Мирик не пытался уже ее унять, но, подняв плечи и опустив глаза, сидел неподвижно. Я же – совсем растерялся: и уйти не хватало решимости, и оставаться было невозможно.
Прокричав еще несколько раз «лучше, лучше», Леночка, как бы вдруг очнувшись, обернулась ко мне; на глазах ее были слезы.
– Вы любите Марту, да? – выговорила она с трудом, и осеклась, и, вздохнув глубоко, протянула ко мне руки. – Если вы любите ее, вы должны ее спасти.
Я сделал только движение, переминаясь с ноги на ногу, и ничего не ответил. Леночка опустила руки.
– Он был здесь, – сказала она тихо и горестно и повторила: – Он был здесь, – и, повернувшись к мужу, вдруг гордо вскинула голову. – Они говорили… Без меня. Я лишняя. Я в этой жизни лишняя! Они договорились. Они разделили несчастную женщину. Они поделили…
Она не договорила, потому что Мирик, несмотря на тучность, ловко вскочил (почти выскочил) с кресла и крепко ухватил ее руки у локтей.
– Я прошу тебя! – сильно тряхнув ее, но просительно заговорил он. – Успокойся. Что с тобой? Успокойся.
– Пусти-и, – протянула она, пытаясь вырваться и извиваясь всем телом. – Пусти-и-и…
Но он держал крепко, а она, видно уже почувствовав, что все закончилось, вырывалась все слабее. Мирик, коротко обернувшись, сделал мне знак рукой, значивший что-то вроде: «сейчас, сейчас», и потянул жену к креслу. Она уже не сопротивлялась, но из горла ее вдруг вырвался громкий всхлип, и когда он подвел ее, она не осела, а упала, обхвативши руками спинку и уткнувшись в нее лицом: плечи ее вздрагивали, а за первым всхлипом последовали другие, не столь глубокие, как первый, но частые.

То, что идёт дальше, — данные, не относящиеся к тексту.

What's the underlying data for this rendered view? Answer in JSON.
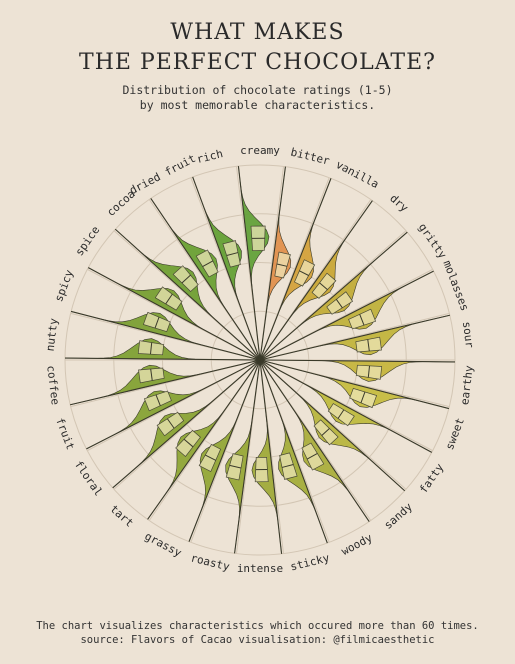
{
  "title_line1": "WHAT MAKES",
  "title_line2": "THE PERFECT CHOCOLATE?",
  "subtitle_line1": "Distribution of chocolate ratings (1-5)",
  "subtitle_line2": "by most memorable characteristics.",
  "footer_line1": "The chart visualizes characteristics which occured more than 60 times.",
  "footer_line2": "source: Flavors of Cacao  visualisation: @filmicaesthetic",
  "chart_data": {
    "type": "radial violin + boxplot",
    "scale_range": [
      1,
      5
    ],
    "grid": true,
    "categories": [
      {
        "name": "creamy",
        "q1": 3.25,
        "median": 3.5,
        "q3": 3.75,
        "color": "#63a13a"
      },
      {
        "name": "bitter",
        "q1": 2.75,
        "median": 3.0,
        "q3": 3.25,
        "color": "#e08f4c"
      },
      {
        "name": "vanilla",
        "q1": 2.75,
        "median": 3.0,
        "q3": 3.25,
        "color": "#d4a13b"
      },
      {
        "name": "dry",
        "q1": 2.75,
        "median": 3.0,
        "q3": 3.25,
        "color": "#c9a636"
      },
      {
        "name": "gritty",
        "q1": 2.75,
        "median": 3.0,
        "q3": 3.25,
        "color": "#c2ac39"
      },
      {
        "name": "molasses",
        "q1": 3.0,
        "median": 3.25,
        "q3": 3.5,
        "color": "#c0b13c"
      },
      {
        "name": "sour",
        "q1": 3.0,
        "median": 3.25,
        "q3": 3.5,
        "color": "#c2b43d"
      },
      {
        "name": "earthy",
        "q1": 3.0,
        "median": 3.25,
        "q3": 3.5,
        "color": "#c6b53e"
      },
      {
        "name": "sweet",
        "q1": 3.0,
        "median": 3.25,
        "q3": 3.5,
        "color": "#c6bc40"
      },
      {
        "name": "fatty",
        "q1": 2.75,
        "median": 3.0,
        "q3": 3.25,
        "color": "#bfba3f"
      },
      {
        "name": "sandy",
        "q1": 2.75,
        "median": 3.0,
        "q3": 3.25,
        "color": "#b8b53f"
      },
      {
        "name": "woody",
        "q1": 3.0,
        "median": 3.25,
        "q3": 3.5,
        "color": "#abae3d"
      },
      {
        "name": "sticky",
        "q1": 3.0,
        "median": 3.25,
        "q3": 3.5,
        "color": "#a4ad3b"
      },
      {
        "name": "intense",
        "q1": 3.0,
        "median": 3.25,
        "q3": 3.5,
        "color": "#a0aa3a"
      },
      {
        "name": "roasty",
        "q1": 3.0,
        "median": 3.25,
        "q3": 3.5,
        "color": "#98a838"
      },
      {
        "name": "grassy",
        "q1": 3.0,
        "median": 3.25,
        "q3": 3.5,
        "color": "#93a637"
      },
      {
        "name": "tart",
        "q1": 3.0,
        "median": 3.25,
        "q3": 3.5,
        "color": "#8fa536"
      },
      {
        "name": "floral",
        "q1": 3.0,
        "median": 3.25,
        "q3": 3.5,
        "color": "#8aa335"
      },
      {
        "name": "fruit",
        "q1": 3.0,
        "median": 3.25,
        "q3": 3.5,
        "color": "#87a235"
      },
      {
        "name": "coffee",
        "q1": 3.0,
        "median": 3.25,
        "q3": 3.5,
        "color": "#84a134"
      },
      {
        "name": "nutty",
        "q1": 3.0,
        "median": 3.25,
        "q3": 3.5,
        "color": "#80a034"
      },
      {
        "name": "spicy",
        "q1": 3.0,
        "median": 3.25,
        "q3": 3.5,
        "color": "#7c9f34"
      },
      {
        "name": "spice",
        "q1": 3.0,
        "median": 3.25,
        "q3": 3.5,
        "color": "#789f33"
      },
      {
        "name": "cocoa",
        "q1": 3.0,
        "median": 3.25,
        "q3": 3.5,
        "color": "#709f33"
      },
      {
        "name": "dried fruit",
        "q1": 3.0,
        "median": 3.25,
        "q3": 3.5,
        "color": "#6aa034"
      },
      {
        "name": "rich",
        "q1": 3.0,
        "median": 3.25,
        "q3": 3.5,
        "color": "#64a035"
      }
    ]
  }
}
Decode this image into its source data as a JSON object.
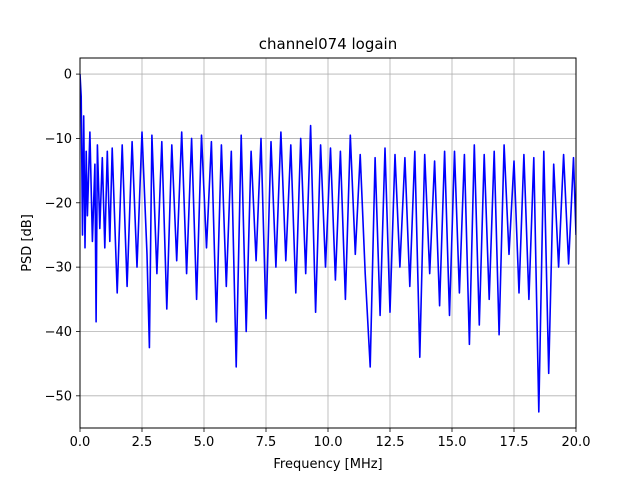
{
  "chart_data": {
    "type": "line",
    "title": "channel074 logain",
    "xlabel": "Frequency [MHz]",
    "ylabel": "PSD [dB]",
    "xlim": [
      0,
      20
    ],
    "ylim": [
      -55,
      2.5
    ],
    "grid": true,
    "x_ticks": [
      0,
      2.5,
      5,
      7.5,
      10,
      12.5,
      15,
      17.5,
      20
    ],
    "x_tick_labels": [
      "0.0",
      "2.5",
      "5.0",
      "7.5",
      "10.0",
      "12.5",
      "15.0",
      "17.5",
      "20.0"
    ],
    "y_ticks": [
      0,
      -10,
      -20,
      -30,
      -40,
      -50
    ],
    "y_tick_labels": [
      "0",
      "−10",
      "−20",
      "−30",
      "−40",
      "−50"
    ],
    "series": [
      {
        "color": "#0000ff",
        "x": [
          0.0,
          0.05,
          0.1,
          0.15,
          0.2,
          0.25,
          0.3,
          0.4,
          0.5,
          0.6,
          0.65,
          0.7,
          0.8,
          0.9,
          1.0,
          1.1,
          1.2,
          1.3,
          1.5,
          1.7,
          1.9,
          2.1,
          2.3,
          2.5,
          2.7,
          2.8,
          2.9,
          3.1,
          3.3,
          3.5,
          3.7,
          3.9,
          4.1,
          4.3,
          4.5,
          4.7,
          4.9,
          5.1,
          5.3,
          5.5,
          5.7,
          5.9,
          6.1,
          6.3,
          6.5,
          6.7,
          6.9,
          7.1,
          7.3,
          7.5,
          7.7,
          7.9,
          8.1,
          8.3,
          8.5,
          8.7,
          8.9,
          9.1,
          9.3,
          9.5,
          9.7,
          9.9,
          10.1,
          10.3,
          10.5,
          10.7,
          10.9,
          11.1,
          11.3,
          11.5,
          11.7,
          11.9,
          12.1,
          12.3,
          12.5,
          12.7,
          12.9,
          13.1,
          13.3,
          13.5,
          13.7,
          13.9,
          14.1,
          14.3,
          14.5,
          14.7,
          14.9,
          15.1,
          15.3,
          15.5,
          15.7,
          15.9,
          16.1,
          16.3,
          16.5,
          16.7,
          16.9,
          17.1,
          17.3,
          17.5,
          17.7,
          17.9,
          18.1,
          18.3,
          18.5,
          18.7,
          18.9,
          19.1,
          19.3,
          19.5,
          19.7,
          19.9,
          20.0
        ],
        "y": [
          0.0,
          -3.5,
          -25.0,
          -6.5,
          -27.0,
          -12.0,
          -22.0,
          -9.0,
          -26.0,
          -14.0,
          -38.5,
          -11.0,
          -24.0,
          -13.0,
          -27.0,
          -12.0,
          -26.0,
          -11.5,
          -34.0,
          -11.0,
          -33.0,
          -10.5,
          -30.0,
          -9.0,
          -28.0,
          -42.5,
          -9.5,
          -31.0,
          -10.5,
          -36.5,
          -11.0,
          -29.0,
          -9.0,
          -31.0,
          -10.0,
          -35.0,
          -9.5,
          -27.0,
          -10.5,
          -38.5,
          -11.0,
          -33.0,
          -12.0,
          -45.5,
          -9.5,
          -40.0,
          -12.0,
          -29.0,
          -10.0,
          -38.0,
          -10.5,
          -30.0,
          -9.0,
          -29.0,
          -11.0,
          -34.0,
          -10.0,
          -31.0,
          -8.0,
          -37.0,
          -11.0,
          -30.0,
          -11.5,
          -32.0,
          -12.0,
          -35.0,
          -9.5,
          -28.0,
          -12.5,
          -31.0,
          -45.5,
          -13.0,
          -37.5,
          -11.5,
          -37.0,
          -12.5,
          -30.0,
          -13.0,
          -33.0,
          -12.0,
          -44.0,
          -12.5,
          -31.0,
          -13.5,
          -36.0,
          -12.0,
          -37.5,
          -12.0,
          -34.0,
          -12.5,
          -42.0,
          -11.0,
          -39.0,
          -12.5,
          -35.0,
          -12.0,
          -40.5,
          -11.0,
          -28.0,
          -13.5,
          -34.0,
          -12.5,
          -35.0,
          -13.0,
          -52.5,
          -12.0,
          -46.5,
          -14.0,
          -30.0,
          -12.5,
          -29.5,
          -13.0,
          -25.0
        ]
      }
    ]
  }
}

Мирик опять сделал мне жест рукой, отошел к столу, наполнил стакан водой, подал жене, но… она не отрывала лица, а еще крепче сжала руками спинку. Одну ногу она далеко вытянула, а домашняя босоножка на толстом низком каблуке сползла с пятки и только за самый краешек пальцев еще держалась на ноге; я почему-то никак не мог отвести от нее взгляда.
– Пойдемте, – мягким шепотом проговорил Мирик и взял мою руку повыше кисти. – Пойдемте, пусть она сама…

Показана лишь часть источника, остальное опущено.